The meaning I found in different types of struggling.

Whenever we hear about struggle in video games, a Soulslike isn’t far behind. They are defined by hard gameplay, fuelled by strict mechanics, limited movesets, and precise timing. Struggle is the gameplay. You know it’ll be challenging from the very first enemy encounter, and that tone is set quickly. The difficulty is built in as part of the narrative, aligned with how significant the goal in the story is. There is a lot of work involved in beating such games. Every boss is a wall, every victory is earned.

And yet, I feel strangely empty when I finish games like these. For instance, Elden Ring’s ending just meant my time with it came to an end. I loved Elden Ring. I loved Shadow of the Erdtree even more. I have vivid memories of tough boss fights and the relentless beatings I took, but in the end it all seemed to collapse into accomplishment — short on lessons beyond tenacity.

Recently, I felt a very different kind of struggle, one I hadn’t really experienced before. Not the struggle of overcoming difficulty, but the struggle of enduring the not-so-exciting moments.

The example I’ll give here is a game I recently struggled to complete: Silent Hill f. Bear with me as I go into detail to illustrate how it represents a different type of struggle and the lessons I walked away with. In Silent Hill f, getting the story’s true ending requires at least three playthroughs, each with its own variation. The first playthrough is great — its gameplay is engaging and the plot pulls you forward. The second and third playthroughs? Not so much.

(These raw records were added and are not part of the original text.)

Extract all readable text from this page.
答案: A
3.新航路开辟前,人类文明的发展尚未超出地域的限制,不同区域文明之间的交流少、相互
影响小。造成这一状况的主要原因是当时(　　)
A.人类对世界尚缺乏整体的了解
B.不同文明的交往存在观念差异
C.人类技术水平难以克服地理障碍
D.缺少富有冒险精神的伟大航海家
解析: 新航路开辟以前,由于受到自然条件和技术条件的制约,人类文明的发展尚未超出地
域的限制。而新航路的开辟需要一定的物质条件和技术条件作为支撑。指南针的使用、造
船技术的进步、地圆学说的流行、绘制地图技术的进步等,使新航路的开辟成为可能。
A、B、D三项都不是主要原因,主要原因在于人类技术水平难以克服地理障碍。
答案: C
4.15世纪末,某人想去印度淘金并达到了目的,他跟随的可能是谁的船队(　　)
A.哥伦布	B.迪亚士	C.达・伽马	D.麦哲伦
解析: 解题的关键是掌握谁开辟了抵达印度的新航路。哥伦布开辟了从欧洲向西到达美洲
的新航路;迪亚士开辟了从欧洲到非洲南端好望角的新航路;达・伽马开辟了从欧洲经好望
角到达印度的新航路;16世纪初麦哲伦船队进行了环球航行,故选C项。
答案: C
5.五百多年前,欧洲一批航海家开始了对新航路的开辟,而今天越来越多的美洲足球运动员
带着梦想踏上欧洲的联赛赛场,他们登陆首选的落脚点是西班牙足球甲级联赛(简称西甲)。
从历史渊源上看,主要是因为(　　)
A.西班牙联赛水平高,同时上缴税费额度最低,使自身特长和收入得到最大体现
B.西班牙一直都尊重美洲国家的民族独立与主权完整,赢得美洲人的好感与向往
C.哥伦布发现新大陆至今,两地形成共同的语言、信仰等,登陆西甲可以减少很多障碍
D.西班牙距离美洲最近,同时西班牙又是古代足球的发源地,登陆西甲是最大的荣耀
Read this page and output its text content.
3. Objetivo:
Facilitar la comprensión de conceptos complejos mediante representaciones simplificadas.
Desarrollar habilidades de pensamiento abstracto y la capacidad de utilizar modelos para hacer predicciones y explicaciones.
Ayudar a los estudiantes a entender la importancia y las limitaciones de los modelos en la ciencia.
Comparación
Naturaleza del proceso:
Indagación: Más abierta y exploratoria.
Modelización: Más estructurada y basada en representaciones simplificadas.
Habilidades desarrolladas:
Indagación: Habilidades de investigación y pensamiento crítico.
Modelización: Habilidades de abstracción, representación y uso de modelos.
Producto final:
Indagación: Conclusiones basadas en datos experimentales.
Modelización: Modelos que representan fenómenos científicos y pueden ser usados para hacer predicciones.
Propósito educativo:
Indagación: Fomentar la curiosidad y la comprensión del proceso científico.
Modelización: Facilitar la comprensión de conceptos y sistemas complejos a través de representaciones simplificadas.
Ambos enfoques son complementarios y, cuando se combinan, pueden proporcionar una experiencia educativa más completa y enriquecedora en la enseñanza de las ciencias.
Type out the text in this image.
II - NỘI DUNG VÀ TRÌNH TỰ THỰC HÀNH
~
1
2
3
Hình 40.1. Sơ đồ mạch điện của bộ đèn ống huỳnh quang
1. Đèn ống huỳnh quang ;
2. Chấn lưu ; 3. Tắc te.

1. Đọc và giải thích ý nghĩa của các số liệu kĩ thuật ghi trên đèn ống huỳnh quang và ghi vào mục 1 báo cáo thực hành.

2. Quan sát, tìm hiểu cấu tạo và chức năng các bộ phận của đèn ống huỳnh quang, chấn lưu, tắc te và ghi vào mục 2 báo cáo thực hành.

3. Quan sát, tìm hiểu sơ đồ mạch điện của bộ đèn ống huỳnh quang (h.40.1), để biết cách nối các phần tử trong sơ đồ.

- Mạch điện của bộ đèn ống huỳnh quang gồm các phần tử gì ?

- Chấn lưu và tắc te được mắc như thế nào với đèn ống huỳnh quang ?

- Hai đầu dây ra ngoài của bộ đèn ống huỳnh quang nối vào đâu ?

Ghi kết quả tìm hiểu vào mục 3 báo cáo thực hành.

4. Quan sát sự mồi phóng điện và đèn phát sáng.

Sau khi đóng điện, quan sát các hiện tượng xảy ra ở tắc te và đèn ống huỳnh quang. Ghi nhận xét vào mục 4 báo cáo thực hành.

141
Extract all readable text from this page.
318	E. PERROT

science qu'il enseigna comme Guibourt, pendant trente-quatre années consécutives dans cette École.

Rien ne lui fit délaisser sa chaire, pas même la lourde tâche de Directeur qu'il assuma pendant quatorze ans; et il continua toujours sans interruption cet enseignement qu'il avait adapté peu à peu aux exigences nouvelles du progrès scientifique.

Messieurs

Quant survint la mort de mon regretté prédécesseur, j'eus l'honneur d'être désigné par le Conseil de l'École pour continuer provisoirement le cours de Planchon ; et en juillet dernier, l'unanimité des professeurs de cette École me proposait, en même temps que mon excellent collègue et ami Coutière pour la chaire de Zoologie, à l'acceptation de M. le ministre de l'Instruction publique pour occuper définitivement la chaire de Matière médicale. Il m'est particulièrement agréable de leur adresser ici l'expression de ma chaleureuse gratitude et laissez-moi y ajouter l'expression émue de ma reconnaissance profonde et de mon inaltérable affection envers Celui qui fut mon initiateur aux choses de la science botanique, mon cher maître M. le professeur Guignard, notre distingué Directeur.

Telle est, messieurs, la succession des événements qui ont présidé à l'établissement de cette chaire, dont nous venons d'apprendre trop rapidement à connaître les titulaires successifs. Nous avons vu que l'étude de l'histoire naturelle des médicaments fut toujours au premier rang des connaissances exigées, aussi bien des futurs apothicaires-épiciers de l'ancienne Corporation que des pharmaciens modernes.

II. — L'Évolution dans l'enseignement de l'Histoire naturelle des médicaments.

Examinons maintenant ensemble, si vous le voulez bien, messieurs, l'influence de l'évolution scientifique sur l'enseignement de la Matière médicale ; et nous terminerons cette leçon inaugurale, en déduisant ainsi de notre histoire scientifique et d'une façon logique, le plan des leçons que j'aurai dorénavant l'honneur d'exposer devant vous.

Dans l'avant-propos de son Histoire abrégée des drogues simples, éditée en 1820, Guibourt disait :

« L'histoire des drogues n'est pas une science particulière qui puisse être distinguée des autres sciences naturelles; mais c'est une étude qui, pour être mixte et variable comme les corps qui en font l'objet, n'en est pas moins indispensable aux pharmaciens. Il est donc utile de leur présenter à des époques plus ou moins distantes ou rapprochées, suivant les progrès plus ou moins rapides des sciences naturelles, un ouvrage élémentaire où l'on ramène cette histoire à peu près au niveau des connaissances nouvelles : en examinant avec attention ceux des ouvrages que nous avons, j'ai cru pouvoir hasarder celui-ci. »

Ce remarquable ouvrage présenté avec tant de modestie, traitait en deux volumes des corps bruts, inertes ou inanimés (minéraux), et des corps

The differences between runs are subtle. I began to see the playthroughs as obstacles on the way to the true ending, like chores. It was a draining experience up until the final stretch, where new lore would surface almost as reparation. But each addition piece forced me to reinterpret everything I thought I understood about the story. My grasp on it kept shifting, and I was always just shy of fully piecing it together.

That is, until the true ending.

The true ending ties all the playthroughs together and crowns them as necessary — each one a required fragment for the final picture to make sense. The once mundane and repetitive runs were now painted in a much more purposeful colour. The first couple of playthroughs began to feel like explorations of opposing choices, culminating at their breaking point. It wasn’t just a cheap attempt to keep players in the game — it recontextualized the narrative in a way that made repetitions belong.

The themes in the game revolve around life choices, difficult decisions, and the burden they carry. It feels like living someone’s life through multiple versions of it, making small choices and watching them ripple outward. Each playthrough becomes a journey down a chosen path and its consequences — good or bad — offering a clearer understanding of why characters act the way they do and what led them there. The game examines how personal choices affect the people closest to you and the delicate task of trying to please others on matters that are largely individual. The mediation between one’s agency the expectation of others.

Silent Hill f turned out to be difficult not because it challenged my skill, but because it tested my patience. It dulls the experience on purpose before delivering its quite worthy reward. There were moments when I felt like giving up and watching the endings online instead. I’m glad I didn’t.

I remember the bosses in Elden Ring.

I remember the meaning of Silent Hill.